What I need from you

To give you real value in a consultation, I need honest inputs — not cleaned-up numbers. That typically means:

Access & inputs

  • Read access to Google Search Console and Google Analytics (or your preferred analytics)
  • Access to any SEO tool you already use (Ahrefs, Semrush, Screaming Frog)
  • The last 1–2 quarterly reports from your agency or in-house team, if applicable
  • A short list of the top three questions you want answered
  • 30–60 minutes of your team’s time for honest context before the live session

Pricing and how to think about it

I price consultations on impact, not hours.
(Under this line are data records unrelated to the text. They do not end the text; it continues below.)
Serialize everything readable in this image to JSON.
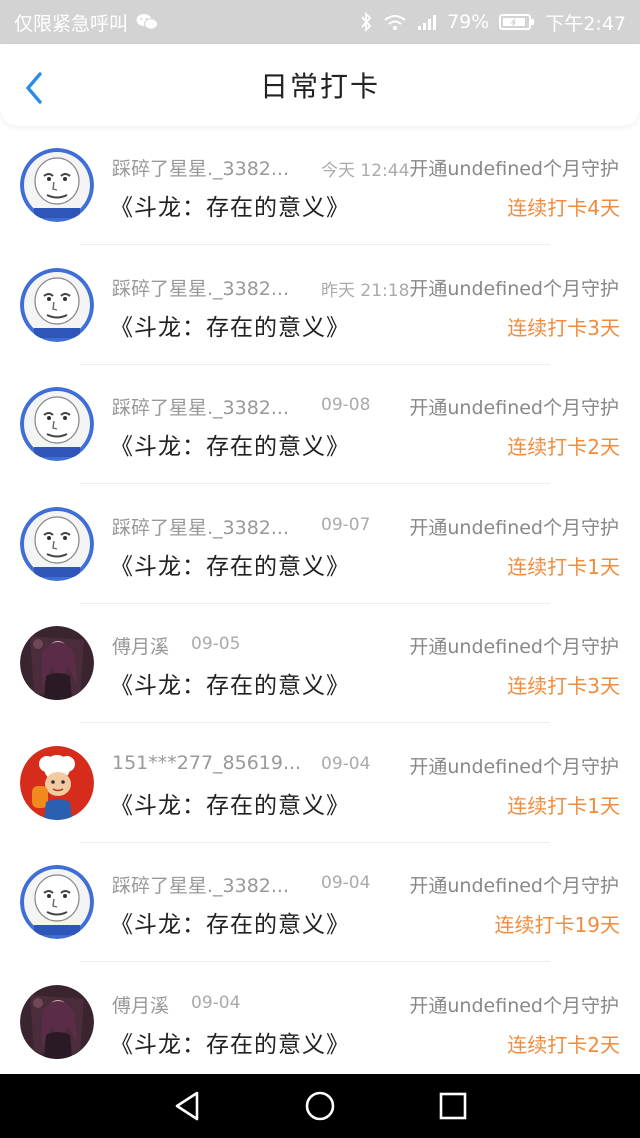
{
  "status_bar": {
    "carrier": "仅限紧急呼叫",
    "battery": "79%",
    "time": "下午2:47",
    "icons": [
      "wechat-icon",
      "bluetooth-icon",
      "wifi-icon",
      "signal-icon",
      "battery-icon"
    ]
  },
  "header": {
    "title": "日常打卡",
    "back_icon": "chevron-left-icon"
  },
  "rows": [
    {
      "avatar": "meme-face",
      "name": "踩碎了星星._3382...",
      "date": "今天 12:44",
      "guard": "开通undefined个月守护",
      "book": "《斗龙：存在的意义》",
      "streak": "连续打卡4天"
    },
    {
      "avatar": "meme-face",
      "name": "踩碎了星星._3382...",
      "date": "昨天 21:18",
      "guard": "开通undefined个月守护",
      "book": "《斗龙：存在的意义》",
      "streak": "连续打卡3天"
    },
    {
      "avatar": "meme-face",
      "name": "踩碎了星星._3382...",
      "date": "09-08",
      "guard": "开通undefined个月守护",
      "book": "《斗龙：存在的意义》",
      "streak": "连续打卡2天"
    },
    {
      "avatar": "meme-face",
      "name": "踩碎了星星._3382...",
      "date": "09-07",
      "guard": "开通undefined个月守护",
      "book": "《斗龙：存在的意义》",
      "streak": "连续打卡1天"
    },
    {
      "avatar": "anime-girl",
      "name": "傅月溪",
      "date": "09-05",
      "guard": "开通undefined个月守护",
      "book": "《斗龙：存在的意义》",
      "streak": "连续打卡3天"
    },
    {
      "avatar": "cartoon-chef",
      "name": "151***277_85619...",
      "date": "09-04",
      "guard": "开通undefined个月守护",
      "book": "《斗龙：存在的意义》",
      "streak": "连续打卡1天"
    },
    {
      "avatar": "meme-face",
      "name": "踩碎了星星._3382...",
      "date": "09-04",
      "guard": "开通undefined个月守护",
      "book": "《斗龙：存在的意义》",
      "streak": "连续打卡19天"
    },
    {
      "avatar": "anime-girl",
      "name": "傅月溪",
      "date": "09-04",
      "guard": "开通undefined个月守护",
      "book": "《斗龙：存在的意义》",
      "streak": "连续打卡2天"
    }
  ],
  "nav_bar": {
    "icons": [
      "back-triangle-icon",
      "home-circle-icon",
      "recents-square-icon"
    ]
  },
  "colors": {
    "accent_blue": "#2a8be8",
    "streak_orange": "#f28b3c",
    "status_bar_bg": "#d3d3d3"
  }
}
A one-off call is a flat fee. A strategy sprint is a fixed scope. A fractional advisory is a monthly retainer sized to your company stage and scope of questions.
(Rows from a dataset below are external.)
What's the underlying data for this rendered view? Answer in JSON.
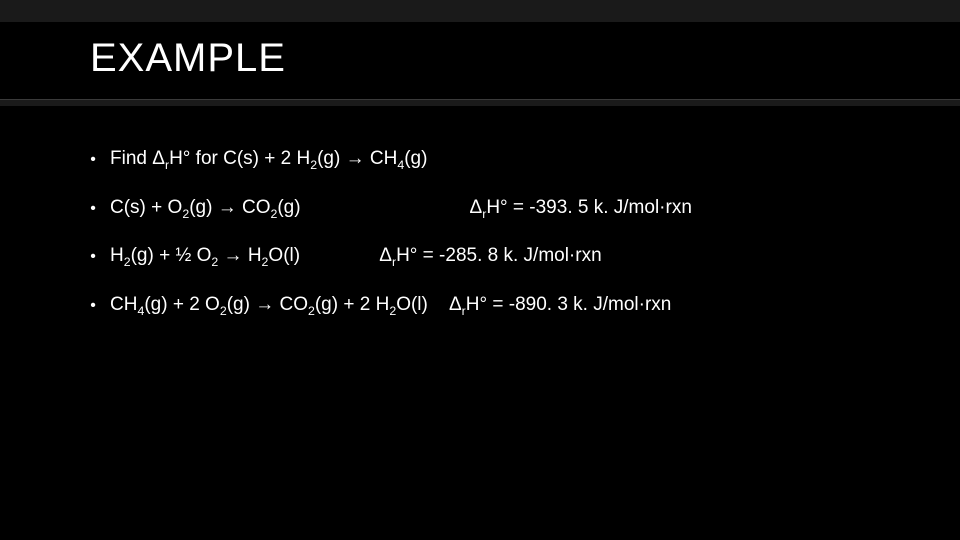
{
  "title": "EXAMPLE",
  "bullets": [
    {
      "prefix": "Find Δ",
      "sub1": "r",
      "mid1": "H° for C(s) + 2 H",
      "sub2": "2",
      "mid2": "(g) → CH",
      "sub3": "4",
      "tail": "(g)"
    },
    {
      "prefix": "C(s) + O",
      "sub1": "2",
      "mid1": "(g) → CO",
      "sub2": "2",
      "mid2": "(g)                                Δ",
      "sub3": "r",
      "tail": "H° = -393. 5 k. J/mol·rxn"
    },
    {
      "prefix": "H",
      "sub1": "2",
      "mid1": "(g) + ½ O",
      "sub2": "2",
      "mid2": " → H",
      "sub3": "2",
      "mid3": "O(l)               Δ",
      "sub4": "r",
      "tail": "H° = -285. 8 k. J/mol·rxn"
    },
    {
      "prefix": "CH",
      "sub1": "4",
      "mid1": "(g) + 2 O",
      "sub2": "2",
      "mid2": "(g) → CO",
      "sub3": "2",
      "mid3": "(g) + 2 H",
      "sub4": "2",
      "mid4": "O(l)    Δ",
      "sub5": "r",
      "tail": "H° = -890. 3 k. J/mol·rxn"
    }
  ]
}
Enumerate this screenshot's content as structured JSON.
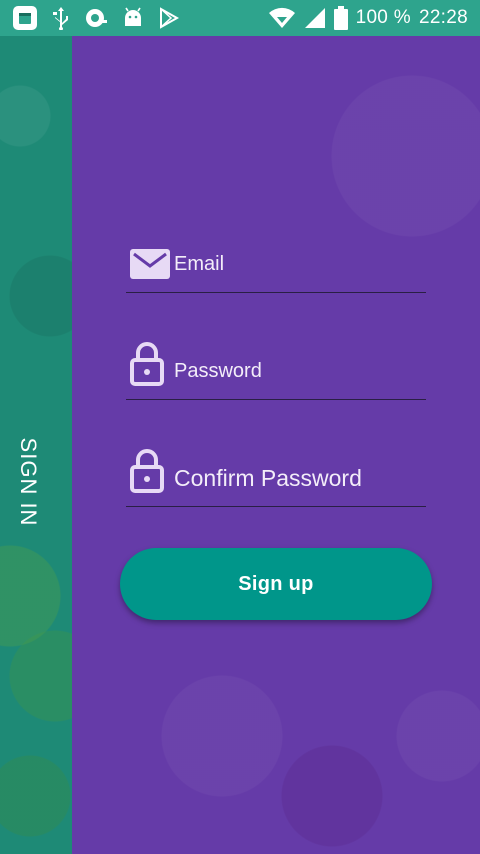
{
  "status_bar": {
    "icons_left": [
      "calendar-icon",
      "usb-icon",
      "android-debug-icon",
      "android-icon",
      "play-store-icon"
    ],
    "icons_right": [
      "wifi-icon",
      "signal-icon",
      "battery-icon"
    ],
    "battery_text": "100 %",
    "time": "22:28"
  },
  "side_panel": {
    "label": "SIGN IN"
  },
  "form": {
    "email_label": "Email",
    "password_label": "Password",
    "confirm_password_label": "Confirm Password",
    "signup_label": "Sign up"
  },
  "colors": {
    "status_bar": "#2ea48d",
    "side_panel": "#1e8a76",
    "main_panel": "#653ba8",
    "button": "#00968a"
  }
}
The right way to think about the cost: a consultation typically pays for itself in one of three ways — an agency retainer you renegotiate or cancel, a campaign you choose not to run, or a technical decision (migration, platform choice, redesign) that you do not get wrong. Any one of those usually justifies the engagement several times over.

For specifics on your situation, book a short intro call below — I will quote you a format and price the same day.

Want a clear, outside opinion on where your SEO actually stands?

Book a free 30-minute intro call. We will talk through your situation, I will tell you honestly whether a consultation is the right next step, and if it is not, I will point you to what is.

Book a free 30-min consultation

How consultation fits with the other things I do

Consultation is the entry point for most clients. From there, the path typically branches:

  • Some teams take the roadmap and execute it themselves or with their existing agency — we are done.
  • Some want me to stay involved in an advisory role, reviewing work monthly or quarterly.
  • A smaller number decide their internal capacity is the bottleneck and ask for a full SEO audit or GEO engagement — work I do hands-on when it is the right fit.

The important part is that the consultation itself is not a sales funnel. You leave with a useful document either way, and you decide whether any further work makes sense for your situation.

FAQ

How is consultation different from a full SEO audit?

An audit is a diagnostic — what is the current state of the site? A consultation includes diagnosis but extends into strategy, prioritization, and decision support. For most teams a consultation is the better starting point because it is framed around decisions, not just findings. If you already have findings and just need someone to execute, that is a different engagement entirely.

Do you do execution work after a consultation?

Sometimes, but only when it is a clean fit — the scope is clear, the project is time-bound, and it genuinely needs me rather than a generalist. I deliberately do not structure consultations as a pitch for execution work. Most clients leave with a roadmap their existing team or agency executes.

How much does a consultation cost?

A single focused call runs €300–€600. A strategy sprint sits in the €1,500–€4,000 range depending on depth. Fractional advisory is a monthly retainer typically between €800 and €2,500 depending on scope and company stage. The specific number is quoted after a short intro call when I understand your situation.

Can you work with our existing agency rather than replacing them?

Yes — this is probably the most common arrangement. Many clients keep their agency for execution and bring me in for independent strategic oversight. A good agency welcomes this; it sharpens their work and aligns the scope. An agency that resists outside review is telling you something.

How quickly can we start?

A one-off call can usually happen within a week. A strategy sprint needs 1–2 weeks of lead time so I can prepare properly. Fractional advisory starts on the first of the following month once scope is agreed.

Do you consult on GEO and AI search, or only classical SEO?

Both. In 2026 it is difficult to separate them cleanly — most organic questions now involve both classical search and AI visibility. If your question is purely about GEO (ChatGPT, Perplexity, Claude, AI Overviews), that is inside the consultation scope. See the GEO / AI Search Optimization page for more on that side specifically.